OMAHA, Neb. (AP) -- Silvia Jurado was roused from her sleep by flames from her neighbor's house shooting toward her bedroom window and screams from a father hoping to save his family.
Jurado said she saw Arturo Hernandez run for a ladder to get to the top floor of his small, two-story house set among the tightly spaced homes in a south Omaha neighborhood.
``But it was really, really too late,'' said Jurado, who heard firefighters telling Hernandez there was nothing more he could do.
Hernandez's wife, Maria Hernandez-Montanez, 35, and three of the couple's five daughters _ Candy Hernandez-Montanez, 6, Angeles Hernandez-Montanez, 3, and Dalila Hernandez-Montanez, 1 _ were killed in the fire early Sunday, Police Sgt. Theresa Negron said.
Hernandez, 37, and another daughter, Damaris Hernandez, 13, were injured in the fire, which may have been caused by candles used to light the home, said Alma Ochoa of Omaha, who is related by marriage to the woman who died. An 11-year-old daughter did not need to be hospitalized.
Fire officials said they had not found any smoke detectors in the home, but their investigation was continuing.
No information on Damaris' condition was being released, a spokeswoman for University of Nebraska Medical Center said Monday. A nursing supervisor at Creighton University Medical Center said information about Hernandez also was not being released.
Cause of the fire was being investigated. Negron said there was nothing to indicate it was intentionally set.
Ochoa said when she asked Hernandez what started the fire, he told her that the family had lit a few candles in the home.
The house had no electricity because equipment that connects power lines to the residence had been damaged, according to a Jeff Hanson, a spokesman for the Omaha Public Power District.

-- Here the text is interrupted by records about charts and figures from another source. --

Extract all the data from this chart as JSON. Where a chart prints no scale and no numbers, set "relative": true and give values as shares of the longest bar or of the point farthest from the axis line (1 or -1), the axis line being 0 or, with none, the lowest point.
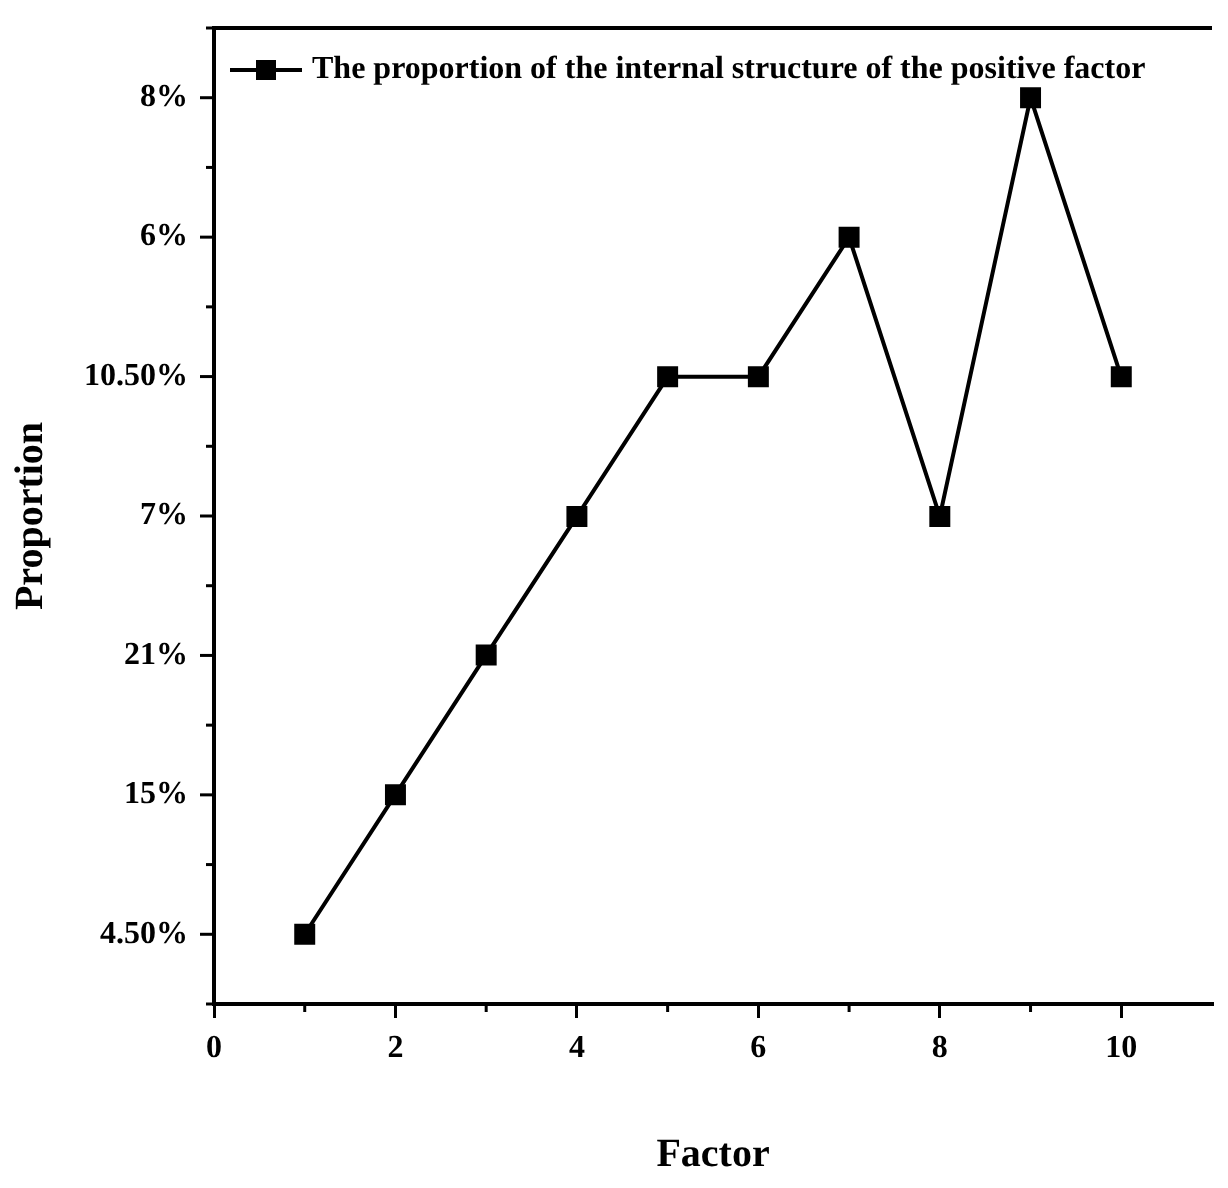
{
  "chart_data": {
    "type": "line",
    "xlabel": "Factor",
    "ylabel": "Proportion",
    "x": [
      1,
      2,
      3,
      4,
      5,
      6,
      7,
      8,
      9,
      10
    ],
    "series": [
      {
        "name": "The proportion of the internal structure of the positive factor",
        "color": "#000000",
        "values": [
          0.077,
          0.231,
          0.385,
          0.538,
          0.692,
          0.692,
          0.846,
          0.538,
          1,
          0.692
        ]
      }
    ],
    "relative": true,
    "annotations": [
      "4.50%",
      "15%",
      "21%",
      "7%",
      "10.50%",
      "6%",
      "8%"
    ],
    "xlim": [
      0,
      11
    ],
    "xticks": [
      0,
      2,
      4,
      6,
      8,
      10
    ],
    "grid": false,
    "legend": "top left",
    "marker": "square",
    "line_style": "solid"
  }
}
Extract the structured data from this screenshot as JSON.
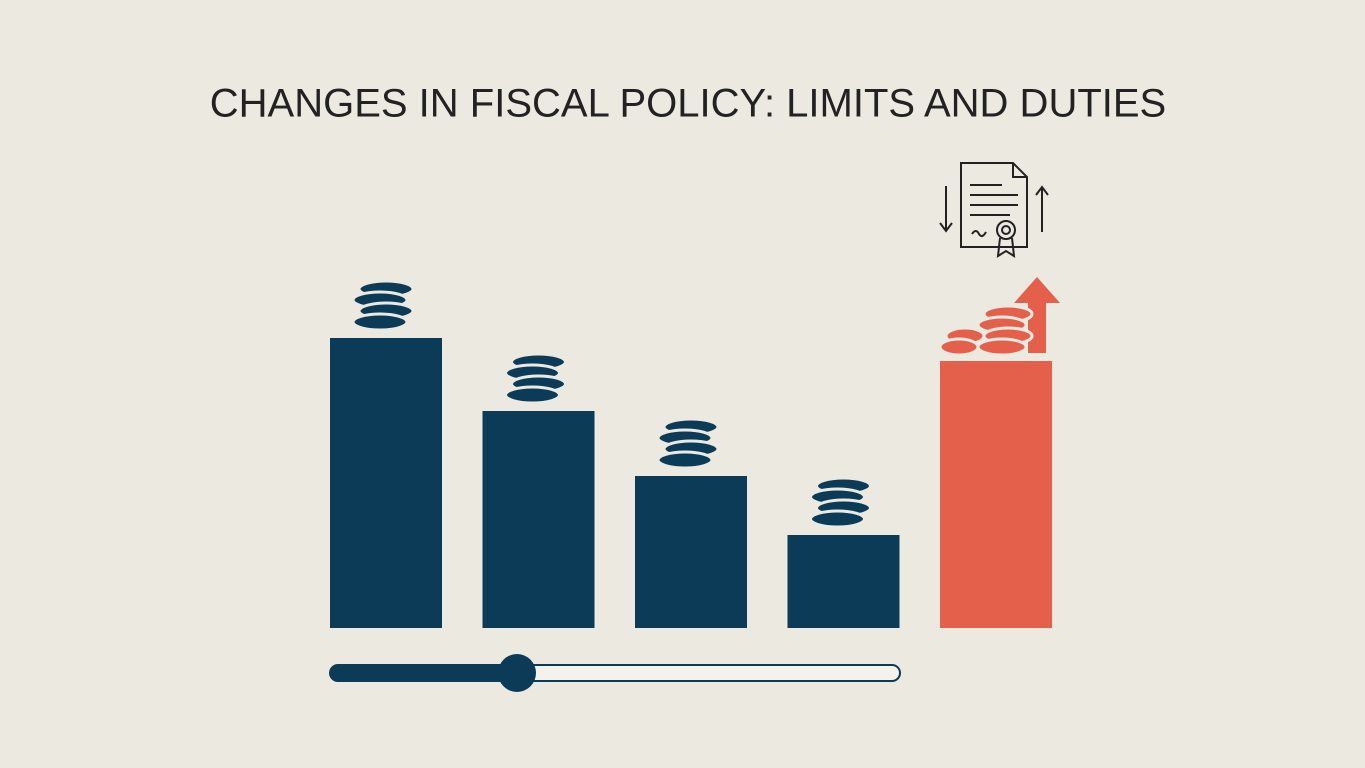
{
  "chart_data": {
    "type": "bar",
    "title": "CHANGES IN FISCAL POLICY: LIMITS AND DUTIES",
    "categories": [
      null,
      null,
      null,
      null,
      null
    ],
    "values": [
      290,
      217,
      152,
      93,
      267
    ],
    "colors": [
      "#0b3b57",
      "#0b3b57",
      "#0b3b57",
      "#0b3b57",
      "#e4604a"
    ]
  }
}
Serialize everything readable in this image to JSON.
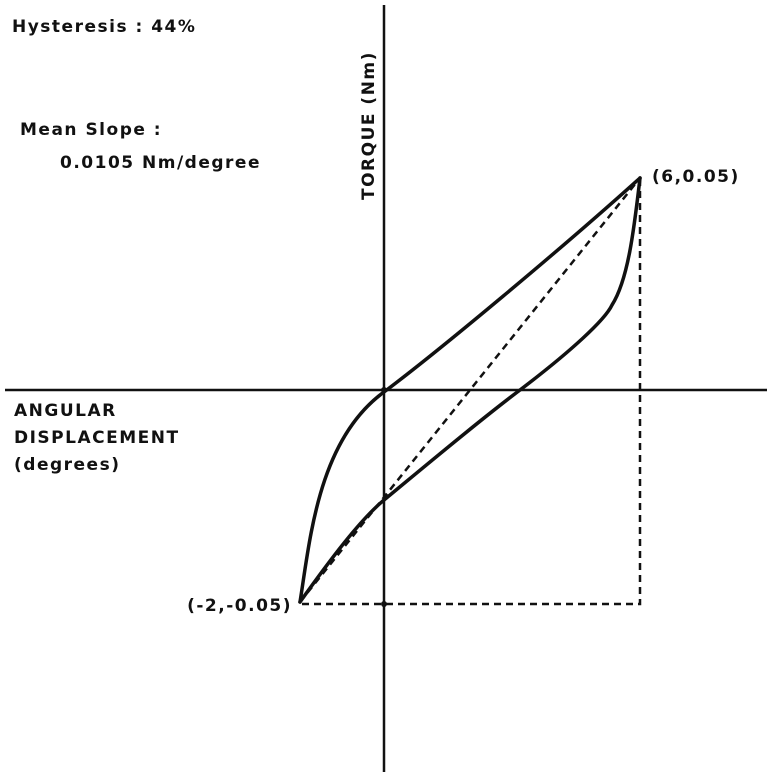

The four who died were trapped inside the house, which was reported as being on fire at about 5:10 a.m. CDT, said Negron. They were pronounced dead at the scene.
Jurado said she quickly gathered her family and rushed them out the back door, her young son shivering with fright. She said she will now need to explain to her 4-year-old daughter what happened to the children next door whom she often played with.
Jurado said her home was too damaged for her family to stay in. They planned to stay at a hotel for a few days.
Kirkland Wise, 58, who lives on the other side of Hernandez's home, said he saw flames shoot 10 feet out from the front of the house.
Kirkland's son-in-law, Marvin Clavo, 26, said he was awakened by the sound of children's cries. He said he saw two girls covered in soot sitting on the front steps of the burning home, one was screaming that there were more people in the home.
``I heard kids crying and I thought I was dreaming,'' Clavo said.
Though Wise's home was untouched by the fire from the house next door, Clavo pointed to the seared bushes between the homes, which are only a few feet apart.
Charred and mangled items dragged out by firefighters _ what looked to be a TV, a computer, a small wire chair and a children's book _ were spread among the ashes that covered the front yard of the burned-out house. Streams of mud led from the back door to a small bicycle and tricycle near the driveway. The blackened outlines of flames shot up from every window and door.
Ochoa said she has started an effort to raise money to help the family send the bodies for burial in the mother's native country of Mexico. She also hopes to raise enough money to help pay the family's medical bills.
She described the house as always a little loud and filled with visitors and friends. And the mother was rarely not in the company of her five daughters, she said.
``I know she was a wonderful mother ... always with her kids,'' she said.